Directed by Shaun Silva, the “Lonely Girl” flips quickly through a series of stylish, muted settings that alternately feature Kelley and the titular female. She perches on the kitchen counter, reclines beside the bathtub and sprawls across a luxurious shag rug with her headphones on. With the actress’ varying states of undress and the mod look of each scene, the video recalls Fiona Apple’s grimy “Criminal” clip from 1996, without the moral and legal ambiguity. In the end, Kelley’s sly promises of comfort pay off because the woman has shaken off her blues and begun dancing with joy.

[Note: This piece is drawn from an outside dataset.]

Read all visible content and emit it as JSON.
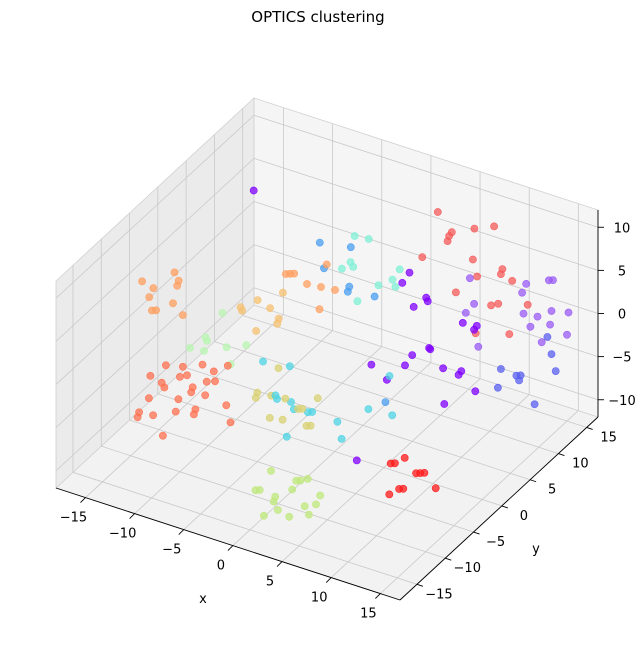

Like “Lonely Girl,” much of Kelley’s solo debut The Driver deals with making music and its effects. The title track reflects on the whole traveling circus and dreams needed to power an operation, while “Leaving Nashville” examines the ugly side of success and slide into obscurity.
Kelley’s bandmate Hillary Scott will release her own solo recording, Love Remains, on July 29th. Recorded with her family, Love Remains takes Scott back to her roots in gospel and Christian music. Even so, Lady Antebellum has returned from a brief hiatus to play numerous festivals this summer and has already begun working on music for a new album.
An ‘off year’ for us is two albums and 30 shows in the middle of the summer together as a trio. . .[So] we’ve been working and writing some already,” Scott told media recently. “We have the fall blocked off for the bulk of it so we’re not in a rush, because we want it to be right.”